Electrochemical Hydrogen Peroxide Production on Single Atoms and Atomic Clusters

Abstract

The electrochemical oxygen reduction reaction (ORR) involving the transfer of two electrons (2-electron ORR) offers a sustainable alternative for the production of hydrogen peroxide (H2O2) on-site. Minimizing the use of expensive noble metal catalysts and maximizing their atomic utilization can be achieved by reducing the size of the catalysts. While previous studies have primarily focused on the relationship between particle size and oxygen reduction activity in the 4-electron ORR using Pt-based catalysts, less attention has been paid to the 2-electron ORR for H2O2 production. In this study, we prepared a series of size-controlled Pd clusters and investigated the oxygen reduction in acidic conditions to understand the relationship between cluster size and catalytic performance.

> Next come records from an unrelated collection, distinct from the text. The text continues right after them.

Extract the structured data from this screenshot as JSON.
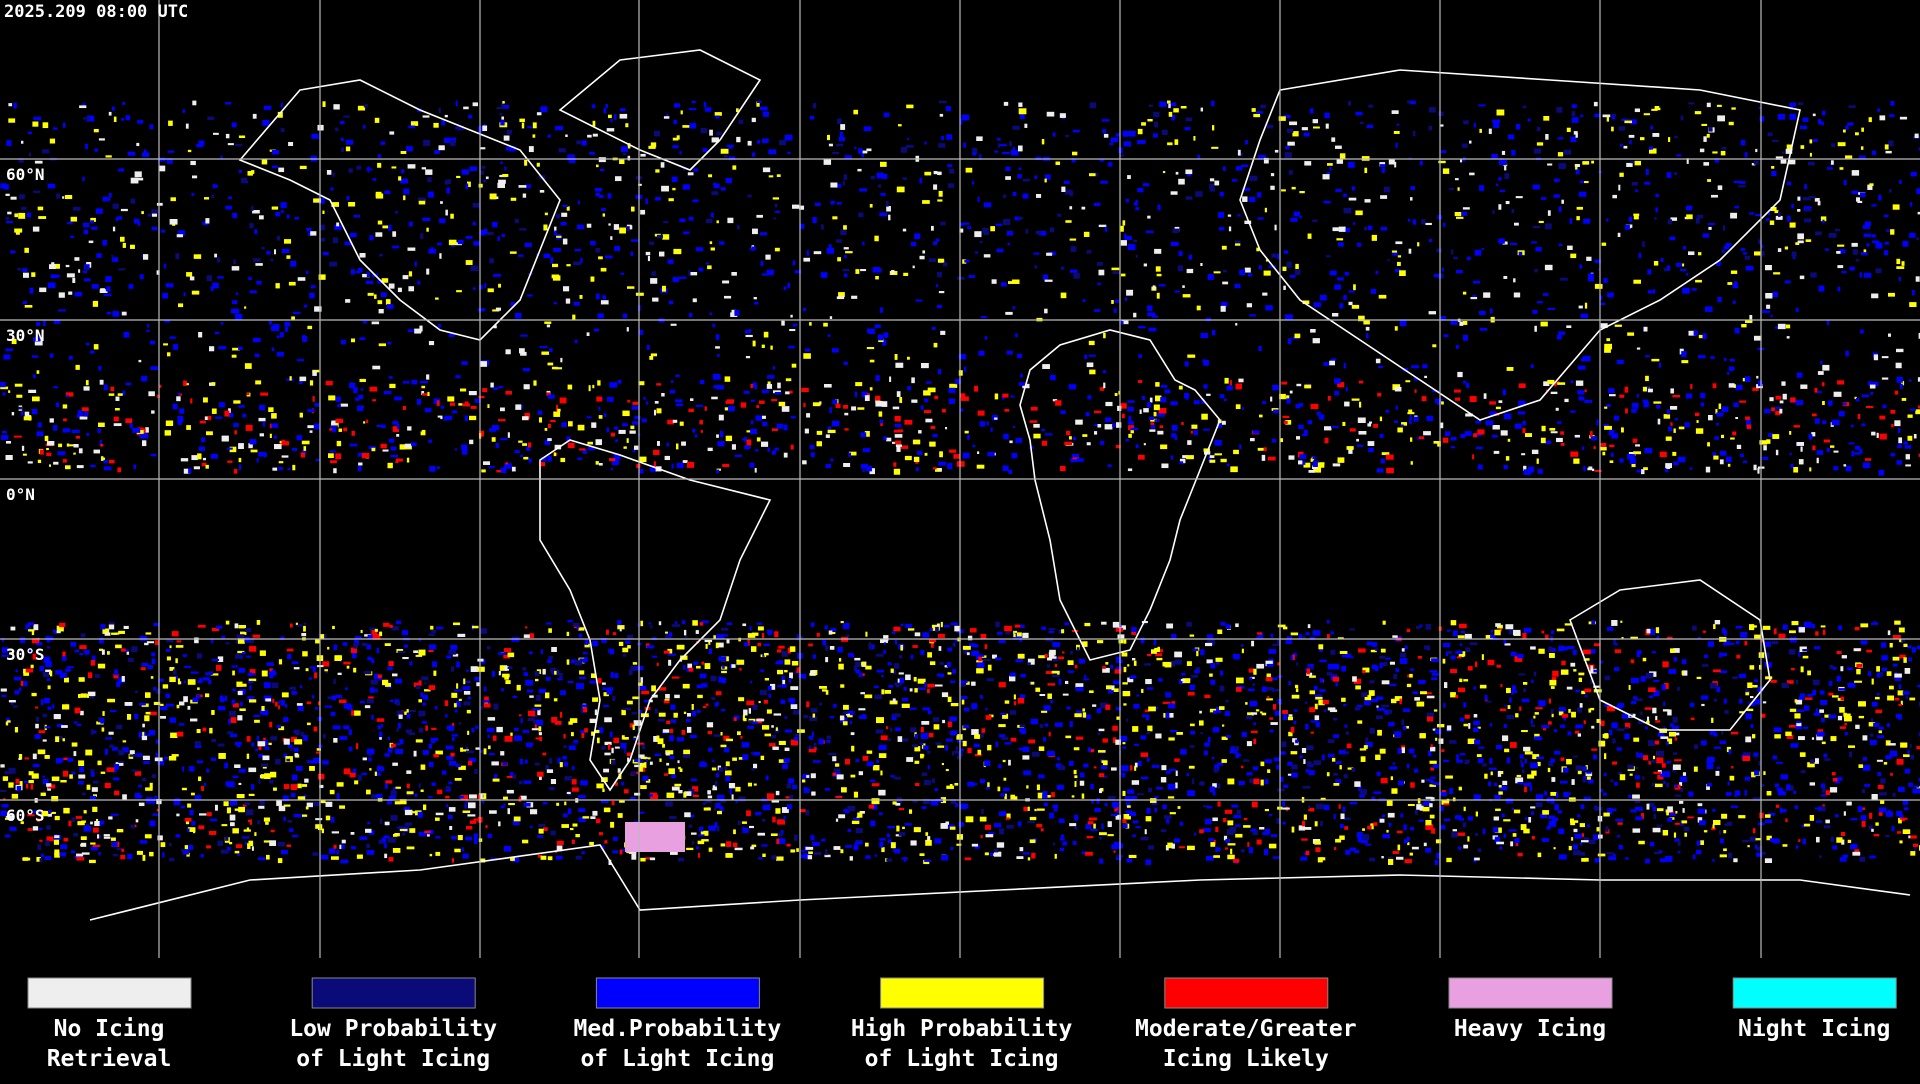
{
  "timestamp": "2025.209 08:00 UTC",
  "latitude_labels": [
    "60°N",
    "30°N",
    "0°N",
    "30°S",
    "60°S"
  ],
  "legend": [
    {
      "label": [
        "No Icing",
        "Retrieval"
      ],
      "color": "#eeeeee"
    },
    {
      "label": [
        "Low Probability",
        "of Light Icing"
      ],
      "color": "#0a0a78"
    },
    {
      "label": [
        "Med.Probability",
        "of Light Icing"
      ],
      "color": "#0000ff"
    },
    {
      "label": [
        "High Probability",
        "of Light Icing"
      ],
      "color": "#ffff00"
    },
    {
      "label": [
        "Moderate/Greater",
        "Icing Likely"
      ],
      "color": "#ff0000"
    },
    {
      "label": [
        "Heavy Icing"
      ],
      "color": "#e8a0e0"
    },
    {
      "label": [
        "Night Icing"
      ],
      "color": "#00ffff"
    }
  ]
}
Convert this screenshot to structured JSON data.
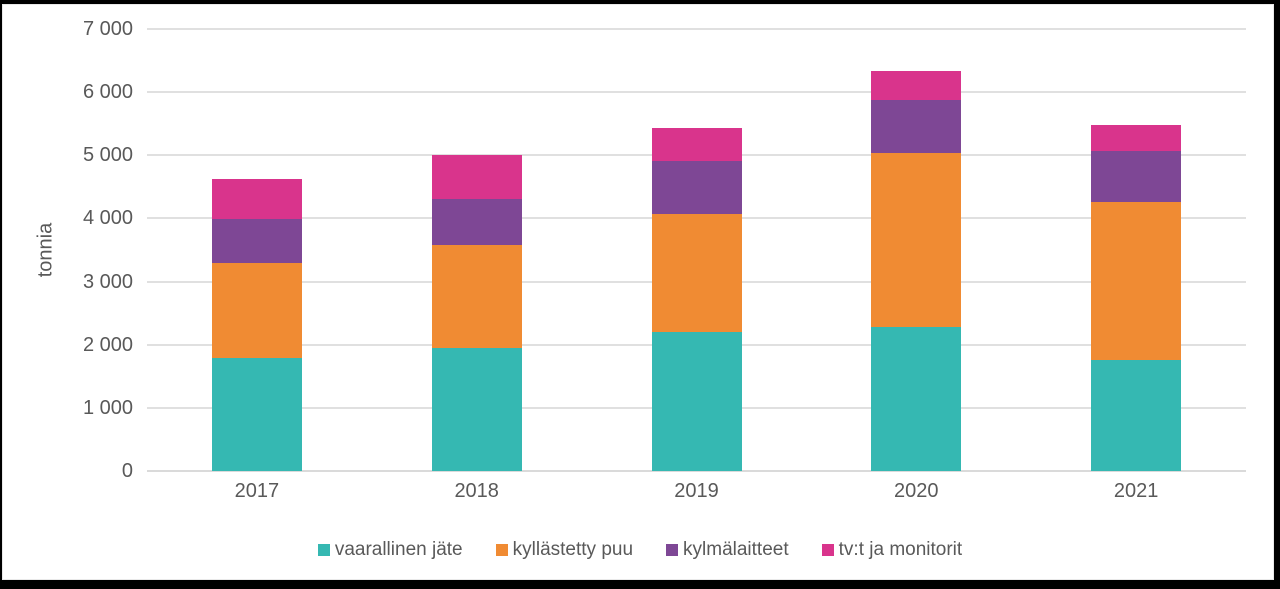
{
  "chart_data": {
    "type": "bar",
    "stacked": true,
    "title": "",
    "xlabel": "",
    "ylabel": "tonnia",
    "categories": [
      "2017",
      "2018",
      "2019",
      "2020",
      "2021"
    ],
    "series": [
      {
        "name": "vaarallinen jäte",
        "color": "#35B8B2",
        "values": [
          1790,
          1950,
          2200,
          2280,
          1760
        ]
      },
      {
        "name": "kyllästetty puu",
        "color": "#F08B33",
        "values": [
          1510,
          1630,
          1870,
          2760,
          2500
        ]
      },
      {
        "name": "kylmälaitteet",
        "color": "#7E4795",
        "values": [
          700,
          730,
          840,
          830,
          810
        ]
      },
      {
        "name": "tv:t ja monitorit",
        "color": "#D9348C",
        "values": [
          630,
          690,
          530,
          470,
          410
        ]
      }
    ],
    "totals": [
      4630,
      5000,
      5440,
      6340,
      5480
    ],
    "ylim": [
      0,
      7000
    ],
    "ytick_step": 1000,
    "ytick_labels": [
      "0",
      "1 000",
      "2 000",
      "3 000",
      "4 000",
      "5 000",
      "6 000",
      "7 000"
    ],
    "grid": "horizontal",
    "legend_position": "bottom"
  },
  "colors": {
    "text": "#595959",
    "gridline": "#E0E0E0",
    "chart_background": "#FFFFFF",
    "outer_border": "#000000"
  }
}
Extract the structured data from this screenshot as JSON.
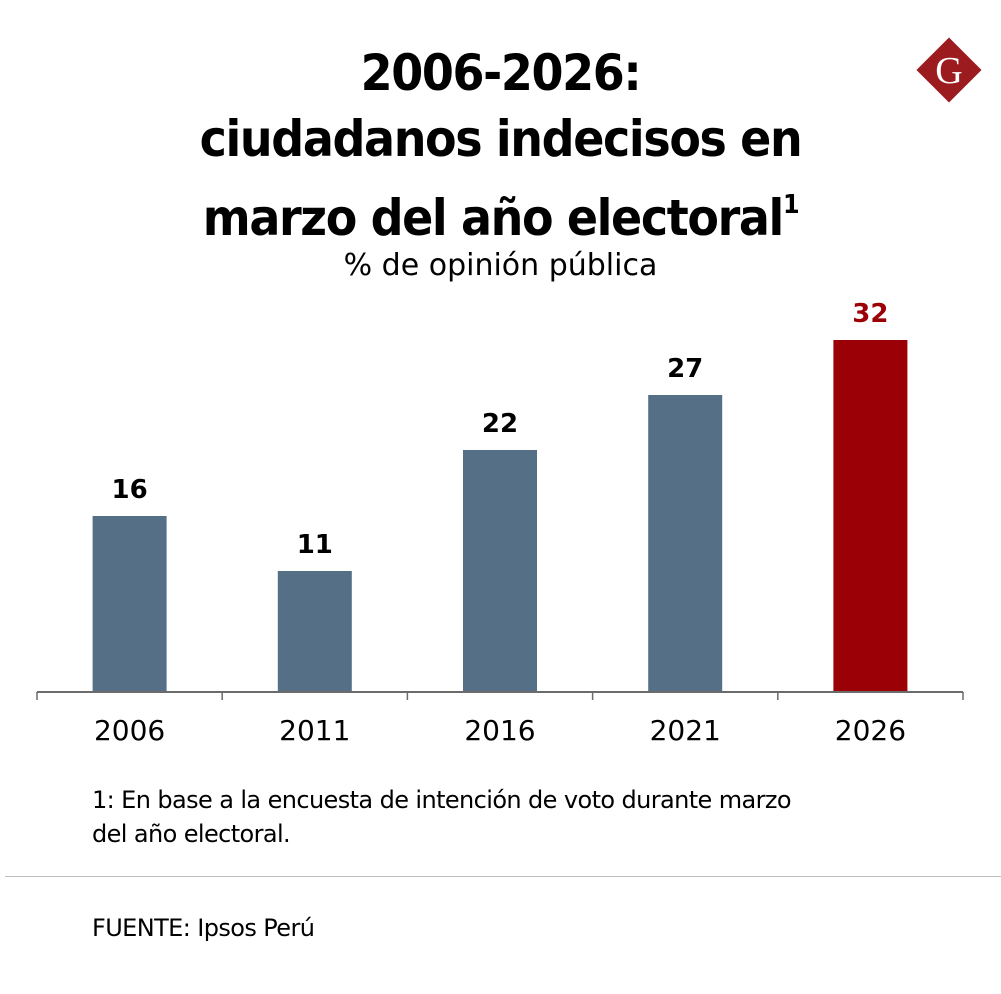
{
  "header": {
    "title_lines": [
      "2006-2026:",
      "ciudadanos indecisos en",
      "marzo del año electoral"
    ],
    "title_footnote_marker": "1",
    "subtitle": "% de opinión pública",
    "logo_letter": "G"
  },
  "colors": {
    "bar_default": "#546f86",
    "bar_highlight": "#9b0006",
    "label_highlight": "#9b0006",
    "axis": "#6b6b6b",
    "logo": "#9b1b1f"
  },
  "chart_data": {
    "type": "bar",
    "title": "2006-2026: ciudadanos indecisos en marzo del año electoral",
    "subtitle": "% de opinión pública",
    "xlabel": "",
    "ylabel": "% de opinión pública",
    "categories": [
      "2006",
      "2011",
      "2016",
      "2021",
      "2026"
    ],
    "values": [
      16,
      11,
      22,
      27,
      32
    ],
    "highlight_index": 4,
    "data_labels": [
      "16",
      "11",
      "22",
      "27",
      "32"
    ],
    "ylim": [
      0,
      32
    ],
    "grid": false,
    "legend": "none"
  },
  "footer": {
    "footnote": "1: En base a la encuesta de intención de voto durante marzo del año electoral.",
    "footnote_lines": [
      "1: En base a la encuesta de intención de voto durante marzo",
      "del año electoral."
    ],
    "source": "FUENTE: Ipsos Perú"
  }
}
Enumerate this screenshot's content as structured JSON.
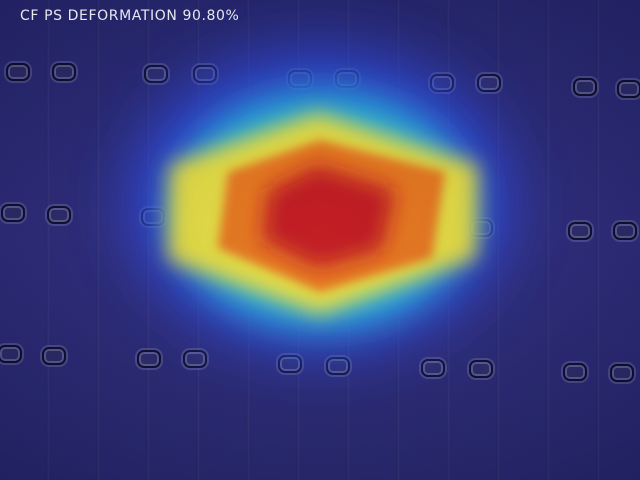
{
  "overlay": {
    "label": "CF PS DEFORMATION 90.80%"
  },
  "colors": {
    "background": "#2a2a78",
    "heat_peak": "#c0141a",
    "heat_mid": "#f2e23a",
    "heat_edge": "#22c4e0",
    "heat_outer": "#2f4ef0"
  }
}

Our results showed that larger Pd clusters favored the 4-electron ORR and the production of H2O, while smaller clusters favored the 2-electron ORR and the production of H2O2. To estimate the contribution of single atoms in the catalysts to their performance, we introduced CO. Using in-situ attenuated total reflection-surface enhanced infrared reflection absorption spectroscopy (ATR-SEIRAS), we observed a range of CO vibrational signatures that correlated with specific ORR behaviors depending on the particle/cluster size.